In regard to whether real analysis makes "water-tight" proofs possible, I would say that even that statement is highly debatable. In any scientific endeavor, what is considered as "water-tight" today often becomes not so after some time. In fact, Henry Poincare made that observation in one of his speeches. How do we know for sure that we have not made some kind of implicit assumptions based on what we currently consider as "self-evident"?

Generally speaking, what is considered as a valid proof is driven more by the fame of the one who produces the alleged proof than by mere merit. Take, for example, Any Wile's "proof" of Fermat's Last Theorem. Have you seen it and understood it yourself? If not, why do you accept that it has been proved? It seems to me that, just like other things in the human world, what is "true" is a matter of social consensus. In this case, it is more like the lack of dissent opinion from a very small elite group of experts. In the history of math, there are many math geniuses who did not water-tight proofs or produced proofs with errors. For example, Riemann's proof of his mapping theorem was known to be defective. It was not cleaned up until many years later. Yet, the idea was correct. In addition, it is commonly known the Euclid's work is full of holes. Yet, that fact has not prevented him from making an important contribution to mathematics. Thus, it seems that the importance of formality in general and of real analysis in particular has been oversold.

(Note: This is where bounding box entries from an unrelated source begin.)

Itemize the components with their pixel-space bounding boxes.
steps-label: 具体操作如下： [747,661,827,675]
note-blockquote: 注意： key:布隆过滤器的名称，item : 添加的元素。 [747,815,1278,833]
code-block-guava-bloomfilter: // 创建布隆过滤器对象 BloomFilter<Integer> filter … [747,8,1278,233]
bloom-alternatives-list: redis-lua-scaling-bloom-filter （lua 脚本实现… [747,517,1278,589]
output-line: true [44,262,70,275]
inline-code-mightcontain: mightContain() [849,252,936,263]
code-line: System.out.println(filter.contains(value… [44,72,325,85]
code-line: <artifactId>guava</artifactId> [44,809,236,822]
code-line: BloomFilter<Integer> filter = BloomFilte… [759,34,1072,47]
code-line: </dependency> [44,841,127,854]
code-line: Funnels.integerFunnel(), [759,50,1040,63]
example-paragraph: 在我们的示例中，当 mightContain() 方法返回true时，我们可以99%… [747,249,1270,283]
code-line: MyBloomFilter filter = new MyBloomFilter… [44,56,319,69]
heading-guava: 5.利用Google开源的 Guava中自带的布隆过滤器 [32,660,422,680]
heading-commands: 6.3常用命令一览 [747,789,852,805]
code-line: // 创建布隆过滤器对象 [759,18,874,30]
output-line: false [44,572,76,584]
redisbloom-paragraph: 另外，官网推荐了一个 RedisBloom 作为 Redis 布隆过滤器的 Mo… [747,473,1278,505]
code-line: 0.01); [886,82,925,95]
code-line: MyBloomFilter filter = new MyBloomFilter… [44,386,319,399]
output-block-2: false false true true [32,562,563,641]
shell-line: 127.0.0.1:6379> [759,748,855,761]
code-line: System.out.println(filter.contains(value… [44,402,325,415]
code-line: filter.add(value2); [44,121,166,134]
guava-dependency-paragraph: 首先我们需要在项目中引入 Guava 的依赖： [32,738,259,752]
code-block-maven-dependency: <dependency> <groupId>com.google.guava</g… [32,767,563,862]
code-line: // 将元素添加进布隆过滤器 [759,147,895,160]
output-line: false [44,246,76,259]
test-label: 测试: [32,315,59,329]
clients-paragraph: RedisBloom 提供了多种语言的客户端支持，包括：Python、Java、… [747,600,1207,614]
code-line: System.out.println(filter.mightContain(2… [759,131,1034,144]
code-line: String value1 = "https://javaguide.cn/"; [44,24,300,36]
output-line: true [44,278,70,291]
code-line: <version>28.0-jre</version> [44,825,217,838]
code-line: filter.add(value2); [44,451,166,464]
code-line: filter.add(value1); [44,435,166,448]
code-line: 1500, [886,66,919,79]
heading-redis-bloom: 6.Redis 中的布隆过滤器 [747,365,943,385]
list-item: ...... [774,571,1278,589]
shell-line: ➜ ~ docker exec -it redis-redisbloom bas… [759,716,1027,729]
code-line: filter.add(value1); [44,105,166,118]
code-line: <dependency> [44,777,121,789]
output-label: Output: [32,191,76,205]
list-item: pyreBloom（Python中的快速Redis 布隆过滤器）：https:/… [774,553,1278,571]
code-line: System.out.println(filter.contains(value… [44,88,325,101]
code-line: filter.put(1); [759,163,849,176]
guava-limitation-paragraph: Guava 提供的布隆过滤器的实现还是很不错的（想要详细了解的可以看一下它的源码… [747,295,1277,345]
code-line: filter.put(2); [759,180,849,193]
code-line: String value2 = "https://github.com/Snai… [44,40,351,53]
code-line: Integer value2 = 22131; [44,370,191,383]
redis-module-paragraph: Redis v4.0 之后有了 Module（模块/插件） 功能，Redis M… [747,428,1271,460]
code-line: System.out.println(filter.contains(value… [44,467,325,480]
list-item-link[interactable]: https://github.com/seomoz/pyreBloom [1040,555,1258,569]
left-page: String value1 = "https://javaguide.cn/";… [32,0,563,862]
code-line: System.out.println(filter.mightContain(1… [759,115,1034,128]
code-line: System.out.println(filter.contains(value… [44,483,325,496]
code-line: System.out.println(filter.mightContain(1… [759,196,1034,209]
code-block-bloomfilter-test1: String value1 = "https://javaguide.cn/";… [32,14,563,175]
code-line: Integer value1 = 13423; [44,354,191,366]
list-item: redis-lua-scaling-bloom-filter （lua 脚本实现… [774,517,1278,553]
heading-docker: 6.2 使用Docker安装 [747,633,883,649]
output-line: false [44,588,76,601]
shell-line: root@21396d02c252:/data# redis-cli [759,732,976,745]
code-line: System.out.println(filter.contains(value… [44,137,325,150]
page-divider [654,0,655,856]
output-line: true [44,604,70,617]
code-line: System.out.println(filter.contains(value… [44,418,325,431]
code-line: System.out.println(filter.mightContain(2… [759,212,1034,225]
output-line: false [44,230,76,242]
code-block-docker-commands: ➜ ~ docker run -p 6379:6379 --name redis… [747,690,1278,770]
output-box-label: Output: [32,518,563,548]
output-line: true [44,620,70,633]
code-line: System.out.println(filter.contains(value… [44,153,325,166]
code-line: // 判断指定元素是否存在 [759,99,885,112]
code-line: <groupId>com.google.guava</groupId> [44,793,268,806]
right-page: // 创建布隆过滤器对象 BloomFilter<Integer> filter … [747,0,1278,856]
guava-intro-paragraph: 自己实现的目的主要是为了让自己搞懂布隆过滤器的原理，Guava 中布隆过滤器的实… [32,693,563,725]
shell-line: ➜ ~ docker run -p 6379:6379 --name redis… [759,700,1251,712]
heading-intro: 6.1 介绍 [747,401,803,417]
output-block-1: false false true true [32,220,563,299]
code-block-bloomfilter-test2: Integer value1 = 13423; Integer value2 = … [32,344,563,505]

It seems that our basic disagreement has something to do with your unfamiliarity with the history and philosophy of mathematics. Many people think of math as the last bulwark of certainty. It is not. Math has lost its certainty since the emergence of non-Euclidean geometry. I tend to agree with you that if you have an axiomatic system and you deduce your conclusion through careful logical reasoning in every step, then you can achieve a high degree of certainty. But what about the assumptions of the system? By definition, the axioms are assumed to be true. They are not subject to tests.